Relative to their white peers, African American men were more likely to have upgrading at prostatectomy (27.3% vs. 14.4%), positive surgical margins (9.8% vs. 5.9%), adverse pathologic features (14.1% vs. 7.7%), and a CAPRA-S (Cancer of the Prostate Risk Assessment Post-Surgical scoring system) score of 3 or higher, indicating a higher risk of biochemical recurrence (14.8% vs. 6.9%), the investigators reported (J. Clin. Oncol. 2013 June 17 [doi: 10.1200/JCO.2012.47.0302]).
With a median follow-up of 3 years, African Americans also had a higher rate of biochemical recurrence (4% vs. 1.4%), but the two groups were statistically indistinguishable with respect to metastasis-free, cancer-specific, or overall survival.

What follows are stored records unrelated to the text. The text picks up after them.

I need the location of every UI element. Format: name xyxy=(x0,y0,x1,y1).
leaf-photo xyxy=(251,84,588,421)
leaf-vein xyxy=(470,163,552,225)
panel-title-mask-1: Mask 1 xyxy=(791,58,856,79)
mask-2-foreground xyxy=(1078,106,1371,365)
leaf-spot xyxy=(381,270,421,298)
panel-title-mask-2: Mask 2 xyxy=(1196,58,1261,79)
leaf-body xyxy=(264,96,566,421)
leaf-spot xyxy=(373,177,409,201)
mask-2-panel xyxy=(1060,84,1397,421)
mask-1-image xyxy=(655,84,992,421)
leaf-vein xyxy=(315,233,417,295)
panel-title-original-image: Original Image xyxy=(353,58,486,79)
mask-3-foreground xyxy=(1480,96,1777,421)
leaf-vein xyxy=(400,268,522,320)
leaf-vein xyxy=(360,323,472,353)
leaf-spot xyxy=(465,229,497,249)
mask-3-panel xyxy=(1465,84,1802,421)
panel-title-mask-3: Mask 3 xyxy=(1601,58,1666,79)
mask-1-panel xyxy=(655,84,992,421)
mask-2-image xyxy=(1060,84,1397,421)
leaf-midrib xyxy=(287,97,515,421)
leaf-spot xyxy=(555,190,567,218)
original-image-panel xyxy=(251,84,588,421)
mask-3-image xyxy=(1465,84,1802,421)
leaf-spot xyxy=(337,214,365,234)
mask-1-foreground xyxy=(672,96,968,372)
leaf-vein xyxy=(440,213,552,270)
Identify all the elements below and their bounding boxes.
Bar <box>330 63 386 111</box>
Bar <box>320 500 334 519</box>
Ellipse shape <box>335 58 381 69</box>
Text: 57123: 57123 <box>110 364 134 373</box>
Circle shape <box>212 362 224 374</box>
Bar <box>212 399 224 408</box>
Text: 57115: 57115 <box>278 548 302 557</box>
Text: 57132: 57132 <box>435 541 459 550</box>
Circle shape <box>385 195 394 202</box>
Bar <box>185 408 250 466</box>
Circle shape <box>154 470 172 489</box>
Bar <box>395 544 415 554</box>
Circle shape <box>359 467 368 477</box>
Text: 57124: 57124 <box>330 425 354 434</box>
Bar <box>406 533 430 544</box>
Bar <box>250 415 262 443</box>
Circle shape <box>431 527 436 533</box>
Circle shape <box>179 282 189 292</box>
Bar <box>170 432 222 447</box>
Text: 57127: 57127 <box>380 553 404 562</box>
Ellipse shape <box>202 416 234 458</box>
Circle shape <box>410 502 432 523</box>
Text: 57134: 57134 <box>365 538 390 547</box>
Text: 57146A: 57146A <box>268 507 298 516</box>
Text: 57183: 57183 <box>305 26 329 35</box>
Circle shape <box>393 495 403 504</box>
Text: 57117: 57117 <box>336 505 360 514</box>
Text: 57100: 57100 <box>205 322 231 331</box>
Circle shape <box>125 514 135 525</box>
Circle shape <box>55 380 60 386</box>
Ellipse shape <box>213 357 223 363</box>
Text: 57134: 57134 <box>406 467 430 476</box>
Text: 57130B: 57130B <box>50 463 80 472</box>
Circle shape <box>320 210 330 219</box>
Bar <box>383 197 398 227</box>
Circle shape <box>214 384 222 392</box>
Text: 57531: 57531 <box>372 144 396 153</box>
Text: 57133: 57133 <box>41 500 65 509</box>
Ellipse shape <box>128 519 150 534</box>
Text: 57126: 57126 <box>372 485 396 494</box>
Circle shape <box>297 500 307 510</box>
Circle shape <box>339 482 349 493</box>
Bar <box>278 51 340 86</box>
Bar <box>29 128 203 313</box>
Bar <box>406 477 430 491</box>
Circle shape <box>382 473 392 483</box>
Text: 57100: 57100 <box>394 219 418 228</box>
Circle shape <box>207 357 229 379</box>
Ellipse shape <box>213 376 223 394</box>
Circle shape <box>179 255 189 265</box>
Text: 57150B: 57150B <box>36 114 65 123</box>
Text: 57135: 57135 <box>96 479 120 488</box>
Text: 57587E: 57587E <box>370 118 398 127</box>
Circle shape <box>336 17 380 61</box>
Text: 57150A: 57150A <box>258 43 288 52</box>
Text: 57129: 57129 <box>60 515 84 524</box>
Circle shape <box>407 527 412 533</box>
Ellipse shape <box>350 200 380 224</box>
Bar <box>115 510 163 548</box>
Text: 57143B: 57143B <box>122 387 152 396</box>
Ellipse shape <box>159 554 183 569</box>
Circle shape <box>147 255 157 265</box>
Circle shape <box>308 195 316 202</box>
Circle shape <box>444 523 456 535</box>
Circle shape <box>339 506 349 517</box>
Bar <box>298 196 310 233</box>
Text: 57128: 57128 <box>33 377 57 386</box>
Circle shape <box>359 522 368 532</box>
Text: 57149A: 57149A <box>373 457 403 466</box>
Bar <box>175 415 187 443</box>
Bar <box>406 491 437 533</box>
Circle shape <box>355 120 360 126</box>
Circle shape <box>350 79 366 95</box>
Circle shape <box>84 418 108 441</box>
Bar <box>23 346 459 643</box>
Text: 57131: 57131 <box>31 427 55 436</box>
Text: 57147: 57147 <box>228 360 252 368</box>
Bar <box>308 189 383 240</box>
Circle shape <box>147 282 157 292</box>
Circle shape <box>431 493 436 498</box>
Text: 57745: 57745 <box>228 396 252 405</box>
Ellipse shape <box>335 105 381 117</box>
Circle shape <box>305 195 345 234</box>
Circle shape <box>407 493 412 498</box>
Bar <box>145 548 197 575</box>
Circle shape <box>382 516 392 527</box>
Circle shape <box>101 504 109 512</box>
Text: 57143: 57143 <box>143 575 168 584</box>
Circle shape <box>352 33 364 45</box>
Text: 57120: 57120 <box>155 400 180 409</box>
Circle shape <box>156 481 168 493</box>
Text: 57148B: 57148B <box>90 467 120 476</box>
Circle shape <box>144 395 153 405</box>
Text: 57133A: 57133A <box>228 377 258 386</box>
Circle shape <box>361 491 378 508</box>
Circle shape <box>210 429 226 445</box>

In the subset of men treated with modern clinical practices, compared with white men, African American men again had higher rates of upgrading (32.7% vs. 12.6%), positive margins (19% vs. 6.3%), adverse pathology (19.8% vs. 7.2%), and higher CAPRA-S scores (21% vs. 5.7%).
A multivariate analysis in this subset showed that compared with white men and other men combined, African American men still had higher odds of upgrading at prostatectomy (odds ratio, 2.26; P = .03), adverse pathology (OR, 3.23; P = .03), and higher CAPRA-S scores (OR, 6.57; P = .001).
The authors disclosed no potential conflicts of interest.
FROM THE JOURNAL OF CLINICAL ONCOLOGY
Major finding: Among the subset treated with modern clinical practices, African American men were more likely than white men and other men combined to have upgrading at surgery (OR, 2.26), adverse pathology (OR, 3.23), and higher scores for recurrence (OR, 6.57).
Data source: A retrospective cohort study of 1,801 men with very-low-risk prostate cancer who underwent radical prostatectomy
Disclosures: The authors disclosed no potential conflicts of interest.